Besides drivers opting for the LRT, passengers would include non-drivers, the physically challenged, older persons able to travel alone, teens too young for licenses, and university and college students living at home or opting for the cheaper rents outside the city. Weather warnings aside, foul weather at any time is a disincentive for travel in either direction; an LRT would virtually eliminate weather barriers.
It's a given that an LRT would increase daily people traffic to the city and back; but St. John's residents would likewise use the service to avail of less congested service/retail and recreational options outside the city and to visit family and friends.

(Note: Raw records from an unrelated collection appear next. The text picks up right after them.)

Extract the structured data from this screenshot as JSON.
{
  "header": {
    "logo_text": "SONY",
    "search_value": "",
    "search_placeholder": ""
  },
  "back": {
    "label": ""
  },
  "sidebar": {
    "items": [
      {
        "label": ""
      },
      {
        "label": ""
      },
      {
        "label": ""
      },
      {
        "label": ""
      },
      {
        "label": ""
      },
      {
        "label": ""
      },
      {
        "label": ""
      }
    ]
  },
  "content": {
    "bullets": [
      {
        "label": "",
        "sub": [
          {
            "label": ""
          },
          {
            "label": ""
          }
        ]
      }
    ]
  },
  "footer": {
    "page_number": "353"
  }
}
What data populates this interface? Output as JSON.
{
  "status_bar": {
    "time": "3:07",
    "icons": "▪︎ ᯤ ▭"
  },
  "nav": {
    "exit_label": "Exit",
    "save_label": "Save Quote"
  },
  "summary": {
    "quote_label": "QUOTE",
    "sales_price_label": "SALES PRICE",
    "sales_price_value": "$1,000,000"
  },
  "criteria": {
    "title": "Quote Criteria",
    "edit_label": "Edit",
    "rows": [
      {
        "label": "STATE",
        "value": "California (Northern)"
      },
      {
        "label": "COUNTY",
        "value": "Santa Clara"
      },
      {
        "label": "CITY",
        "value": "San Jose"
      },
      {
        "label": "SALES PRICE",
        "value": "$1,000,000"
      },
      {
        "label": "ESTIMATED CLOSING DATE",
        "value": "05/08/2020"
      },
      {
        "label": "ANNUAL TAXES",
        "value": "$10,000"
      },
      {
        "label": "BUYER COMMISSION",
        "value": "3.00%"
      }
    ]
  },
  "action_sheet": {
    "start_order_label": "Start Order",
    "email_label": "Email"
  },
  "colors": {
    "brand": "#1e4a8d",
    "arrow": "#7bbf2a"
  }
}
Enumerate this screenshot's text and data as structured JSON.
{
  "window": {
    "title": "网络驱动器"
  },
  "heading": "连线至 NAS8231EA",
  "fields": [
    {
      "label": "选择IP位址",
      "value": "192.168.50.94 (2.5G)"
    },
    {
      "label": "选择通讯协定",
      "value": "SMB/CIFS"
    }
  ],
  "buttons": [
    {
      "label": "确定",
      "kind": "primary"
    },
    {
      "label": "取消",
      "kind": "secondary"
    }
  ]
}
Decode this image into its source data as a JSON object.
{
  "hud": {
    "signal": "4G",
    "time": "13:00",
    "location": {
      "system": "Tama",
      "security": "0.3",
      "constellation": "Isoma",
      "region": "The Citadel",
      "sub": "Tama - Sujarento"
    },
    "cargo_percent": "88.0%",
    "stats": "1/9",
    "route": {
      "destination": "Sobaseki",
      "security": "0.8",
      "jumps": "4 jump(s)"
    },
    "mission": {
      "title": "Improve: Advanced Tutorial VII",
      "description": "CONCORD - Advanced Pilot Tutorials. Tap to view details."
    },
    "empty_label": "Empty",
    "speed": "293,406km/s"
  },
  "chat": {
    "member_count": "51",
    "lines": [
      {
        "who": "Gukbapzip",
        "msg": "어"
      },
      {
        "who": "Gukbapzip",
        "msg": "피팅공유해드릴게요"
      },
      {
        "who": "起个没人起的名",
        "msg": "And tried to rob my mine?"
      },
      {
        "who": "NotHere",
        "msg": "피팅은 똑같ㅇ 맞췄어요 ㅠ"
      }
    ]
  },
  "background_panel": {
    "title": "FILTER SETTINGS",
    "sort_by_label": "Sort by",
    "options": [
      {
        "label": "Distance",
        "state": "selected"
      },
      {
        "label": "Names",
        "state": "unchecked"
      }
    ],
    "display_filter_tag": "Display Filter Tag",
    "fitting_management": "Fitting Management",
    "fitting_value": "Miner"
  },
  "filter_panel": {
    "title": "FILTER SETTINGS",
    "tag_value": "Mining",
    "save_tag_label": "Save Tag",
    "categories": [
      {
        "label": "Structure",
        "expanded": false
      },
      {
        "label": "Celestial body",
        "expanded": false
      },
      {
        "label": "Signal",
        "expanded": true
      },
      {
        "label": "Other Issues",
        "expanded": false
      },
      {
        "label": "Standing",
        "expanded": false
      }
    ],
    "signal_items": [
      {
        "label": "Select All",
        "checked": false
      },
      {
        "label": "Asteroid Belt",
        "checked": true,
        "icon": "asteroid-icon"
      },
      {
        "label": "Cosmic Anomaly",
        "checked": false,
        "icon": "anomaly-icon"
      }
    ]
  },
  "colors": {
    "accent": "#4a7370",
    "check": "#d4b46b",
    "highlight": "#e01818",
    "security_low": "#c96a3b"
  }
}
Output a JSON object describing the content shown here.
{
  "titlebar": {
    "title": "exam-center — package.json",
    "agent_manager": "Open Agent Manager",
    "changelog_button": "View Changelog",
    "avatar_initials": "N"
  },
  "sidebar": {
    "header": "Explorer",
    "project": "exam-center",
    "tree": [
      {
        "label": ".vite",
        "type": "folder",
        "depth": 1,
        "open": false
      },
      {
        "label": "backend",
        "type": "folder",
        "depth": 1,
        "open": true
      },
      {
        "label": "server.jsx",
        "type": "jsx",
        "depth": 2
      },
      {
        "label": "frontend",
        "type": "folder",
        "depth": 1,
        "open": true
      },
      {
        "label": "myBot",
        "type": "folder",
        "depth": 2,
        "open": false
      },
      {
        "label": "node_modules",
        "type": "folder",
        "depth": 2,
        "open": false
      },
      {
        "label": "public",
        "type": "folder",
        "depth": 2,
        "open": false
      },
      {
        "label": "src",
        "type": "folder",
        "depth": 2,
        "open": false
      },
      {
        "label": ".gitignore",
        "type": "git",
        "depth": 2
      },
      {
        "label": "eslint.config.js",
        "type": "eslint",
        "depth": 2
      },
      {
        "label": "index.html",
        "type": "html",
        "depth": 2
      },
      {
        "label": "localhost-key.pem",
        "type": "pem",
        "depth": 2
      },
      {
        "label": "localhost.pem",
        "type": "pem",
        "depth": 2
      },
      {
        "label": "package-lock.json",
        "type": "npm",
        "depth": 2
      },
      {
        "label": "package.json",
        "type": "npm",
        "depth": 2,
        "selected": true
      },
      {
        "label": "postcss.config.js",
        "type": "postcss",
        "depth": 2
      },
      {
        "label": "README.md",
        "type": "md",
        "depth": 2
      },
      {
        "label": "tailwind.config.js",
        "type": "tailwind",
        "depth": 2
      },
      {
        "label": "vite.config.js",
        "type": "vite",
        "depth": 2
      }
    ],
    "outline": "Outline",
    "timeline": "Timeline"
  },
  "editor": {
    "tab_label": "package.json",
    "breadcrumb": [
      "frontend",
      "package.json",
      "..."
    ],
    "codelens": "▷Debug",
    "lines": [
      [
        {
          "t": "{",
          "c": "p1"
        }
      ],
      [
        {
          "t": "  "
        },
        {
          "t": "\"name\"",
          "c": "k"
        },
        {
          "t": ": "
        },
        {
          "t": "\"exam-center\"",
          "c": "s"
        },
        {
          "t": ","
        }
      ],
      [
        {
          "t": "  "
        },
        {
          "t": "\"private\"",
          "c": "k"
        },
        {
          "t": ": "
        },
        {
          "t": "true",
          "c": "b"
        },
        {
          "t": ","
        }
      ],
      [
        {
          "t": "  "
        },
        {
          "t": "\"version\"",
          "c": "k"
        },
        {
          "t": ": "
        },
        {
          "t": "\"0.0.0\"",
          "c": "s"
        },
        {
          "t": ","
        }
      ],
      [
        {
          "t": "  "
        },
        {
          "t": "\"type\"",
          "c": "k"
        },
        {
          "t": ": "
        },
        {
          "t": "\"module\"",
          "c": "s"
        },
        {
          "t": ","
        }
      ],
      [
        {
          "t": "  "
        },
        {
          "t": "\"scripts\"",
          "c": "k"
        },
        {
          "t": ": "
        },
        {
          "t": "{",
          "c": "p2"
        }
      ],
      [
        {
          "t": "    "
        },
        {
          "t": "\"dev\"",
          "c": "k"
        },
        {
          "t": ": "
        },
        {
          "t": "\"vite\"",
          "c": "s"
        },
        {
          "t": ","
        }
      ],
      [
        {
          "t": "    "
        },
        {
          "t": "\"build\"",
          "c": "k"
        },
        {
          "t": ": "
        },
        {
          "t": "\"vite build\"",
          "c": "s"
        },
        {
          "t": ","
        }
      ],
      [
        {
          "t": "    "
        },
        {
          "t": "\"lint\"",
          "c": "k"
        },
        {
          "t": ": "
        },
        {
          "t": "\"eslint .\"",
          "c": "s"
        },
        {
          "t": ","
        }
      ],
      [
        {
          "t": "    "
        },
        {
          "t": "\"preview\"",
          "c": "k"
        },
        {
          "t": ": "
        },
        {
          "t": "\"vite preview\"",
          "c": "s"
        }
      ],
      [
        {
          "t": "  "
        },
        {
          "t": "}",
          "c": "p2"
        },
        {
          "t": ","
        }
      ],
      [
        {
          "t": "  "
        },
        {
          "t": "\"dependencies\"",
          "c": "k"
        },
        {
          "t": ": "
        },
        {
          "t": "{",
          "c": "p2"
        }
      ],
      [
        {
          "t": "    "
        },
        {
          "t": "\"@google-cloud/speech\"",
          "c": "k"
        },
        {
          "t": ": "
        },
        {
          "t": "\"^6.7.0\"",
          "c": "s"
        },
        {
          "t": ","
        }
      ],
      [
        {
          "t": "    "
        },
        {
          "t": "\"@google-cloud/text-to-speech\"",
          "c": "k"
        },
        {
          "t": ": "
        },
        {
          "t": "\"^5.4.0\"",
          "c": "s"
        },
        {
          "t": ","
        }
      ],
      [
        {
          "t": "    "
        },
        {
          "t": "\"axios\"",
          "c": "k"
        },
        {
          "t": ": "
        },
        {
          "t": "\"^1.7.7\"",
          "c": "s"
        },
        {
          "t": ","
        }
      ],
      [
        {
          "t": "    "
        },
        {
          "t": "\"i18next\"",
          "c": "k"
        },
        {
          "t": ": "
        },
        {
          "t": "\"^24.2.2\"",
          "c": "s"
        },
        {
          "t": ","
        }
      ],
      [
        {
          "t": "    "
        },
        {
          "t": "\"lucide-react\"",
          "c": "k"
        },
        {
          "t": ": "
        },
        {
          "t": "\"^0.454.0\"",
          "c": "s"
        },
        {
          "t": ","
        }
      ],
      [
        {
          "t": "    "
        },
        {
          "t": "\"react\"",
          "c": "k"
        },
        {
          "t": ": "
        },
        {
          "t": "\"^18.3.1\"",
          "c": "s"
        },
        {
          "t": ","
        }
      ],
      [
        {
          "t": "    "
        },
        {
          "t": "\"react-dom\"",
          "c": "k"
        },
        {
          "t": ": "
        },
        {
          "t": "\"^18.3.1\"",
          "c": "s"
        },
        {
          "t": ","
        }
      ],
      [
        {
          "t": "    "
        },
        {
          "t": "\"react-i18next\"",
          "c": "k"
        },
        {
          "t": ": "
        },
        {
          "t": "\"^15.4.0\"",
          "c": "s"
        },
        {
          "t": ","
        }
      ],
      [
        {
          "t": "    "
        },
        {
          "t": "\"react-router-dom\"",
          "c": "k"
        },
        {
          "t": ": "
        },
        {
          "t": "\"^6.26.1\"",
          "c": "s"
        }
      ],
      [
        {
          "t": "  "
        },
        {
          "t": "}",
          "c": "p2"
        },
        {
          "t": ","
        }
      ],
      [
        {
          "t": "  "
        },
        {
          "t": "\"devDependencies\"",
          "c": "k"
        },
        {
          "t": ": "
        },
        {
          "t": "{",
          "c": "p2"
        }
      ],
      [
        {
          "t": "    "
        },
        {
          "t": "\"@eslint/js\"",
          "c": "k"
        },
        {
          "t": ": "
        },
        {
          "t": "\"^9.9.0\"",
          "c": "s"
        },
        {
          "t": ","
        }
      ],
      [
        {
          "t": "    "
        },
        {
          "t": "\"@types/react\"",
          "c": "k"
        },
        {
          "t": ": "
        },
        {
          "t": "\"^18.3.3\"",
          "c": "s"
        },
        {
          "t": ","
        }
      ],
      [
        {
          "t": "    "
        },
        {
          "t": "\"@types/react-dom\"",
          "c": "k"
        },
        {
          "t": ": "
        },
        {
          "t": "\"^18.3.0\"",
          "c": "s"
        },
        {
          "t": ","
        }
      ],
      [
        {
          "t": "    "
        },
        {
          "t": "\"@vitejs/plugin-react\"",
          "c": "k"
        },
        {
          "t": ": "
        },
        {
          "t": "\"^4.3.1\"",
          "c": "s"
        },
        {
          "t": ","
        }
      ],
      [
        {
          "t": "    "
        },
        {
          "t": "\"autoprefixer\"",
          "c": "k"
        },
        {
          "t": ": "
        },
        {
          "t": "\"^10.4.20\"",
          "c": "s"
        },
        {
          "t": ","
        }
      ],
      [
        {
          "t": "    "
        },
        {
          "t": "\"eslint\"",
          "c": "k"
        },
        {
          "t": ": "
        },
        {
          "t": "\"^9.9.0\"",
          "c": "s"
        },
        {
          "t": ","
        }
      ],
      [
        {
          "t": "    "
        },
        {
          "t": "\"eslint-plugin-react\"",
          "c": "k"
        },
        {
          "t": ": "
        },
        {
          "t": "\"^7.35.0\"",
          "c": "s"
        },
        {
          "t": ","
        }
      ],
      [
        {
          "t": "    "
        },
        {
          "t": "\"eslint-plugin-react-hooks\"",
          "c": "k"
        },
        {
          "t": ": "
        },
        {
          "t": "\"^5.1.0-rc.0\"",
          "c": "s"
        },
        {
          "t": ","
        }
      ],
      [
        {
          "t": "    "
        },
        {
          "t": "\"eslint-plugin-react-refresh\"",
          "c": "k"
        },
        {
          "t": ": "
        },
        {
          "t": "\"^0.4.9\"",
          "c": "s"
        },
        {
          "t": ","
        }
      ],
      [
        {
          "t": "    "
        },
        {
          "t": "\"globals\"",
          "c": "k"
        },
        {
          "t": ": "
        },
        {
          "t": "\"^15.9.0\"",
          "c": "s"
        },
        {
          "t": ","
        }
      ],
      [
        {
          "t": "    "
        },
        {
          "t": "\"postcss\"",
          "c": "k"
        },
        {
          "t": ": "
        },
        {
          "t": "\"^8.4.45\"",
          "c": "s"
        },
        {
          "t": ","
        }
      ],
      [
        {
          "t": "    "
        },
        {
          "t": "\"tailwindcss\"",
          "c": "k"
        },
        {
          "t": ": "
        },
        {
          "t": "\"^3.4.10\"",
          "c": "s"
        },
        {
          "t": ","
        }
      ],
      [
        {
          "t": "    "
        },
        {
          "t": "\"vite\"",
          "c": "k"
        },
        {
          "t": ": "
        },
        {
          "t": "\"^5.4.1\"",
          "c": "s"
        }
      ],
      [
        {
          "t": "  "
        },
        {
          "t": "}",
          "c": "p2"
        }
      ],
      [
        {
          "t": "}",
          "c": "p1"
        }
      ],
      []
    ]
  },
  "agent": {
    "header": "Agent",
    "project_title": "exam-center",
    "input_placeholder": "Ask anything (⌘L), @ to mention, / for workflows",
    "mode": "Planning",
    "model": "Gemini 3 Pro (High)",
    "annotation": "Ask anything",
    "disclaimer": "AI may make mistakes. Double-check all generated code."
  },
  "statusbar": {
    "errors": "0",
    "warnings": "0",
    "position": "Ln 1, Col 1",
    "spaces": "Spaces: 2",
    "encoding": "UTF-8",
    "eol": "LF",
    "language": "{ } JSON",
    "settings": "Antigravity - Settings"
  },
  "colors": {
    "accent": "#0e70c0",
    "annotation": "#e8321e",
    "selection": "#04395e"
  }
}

A metro St. John's component of the LRT may or may not involve a separate in-city system to which passengers transfer, and vice versa if heading out of the city. An in-city service presents a different set of planning and engineering challenges and would presumably entail a longer development period. In any case, it need not hold up a system that is deemed feasible for linking Conception Bay communities with the capital city. Metro Buses and taxis could meet arriving/departing trains either at a single terminus at the edge of the city or at stations strategically located across the city for passenger convenience and maximum revenue.
If not quite consoling for those aggrieved by the Muskrat Falls fiasco, an LRT may offer some measure of compensation for many. Conception Bay municipalities must not let this opportunity pass. If they cannot muster sufficient solidarity for the study, perhaps the province should step in. The funds available under the Green Infrastructure program should inspire the impetus for the study. What doesn't need a study is how quickly those funds can vanish.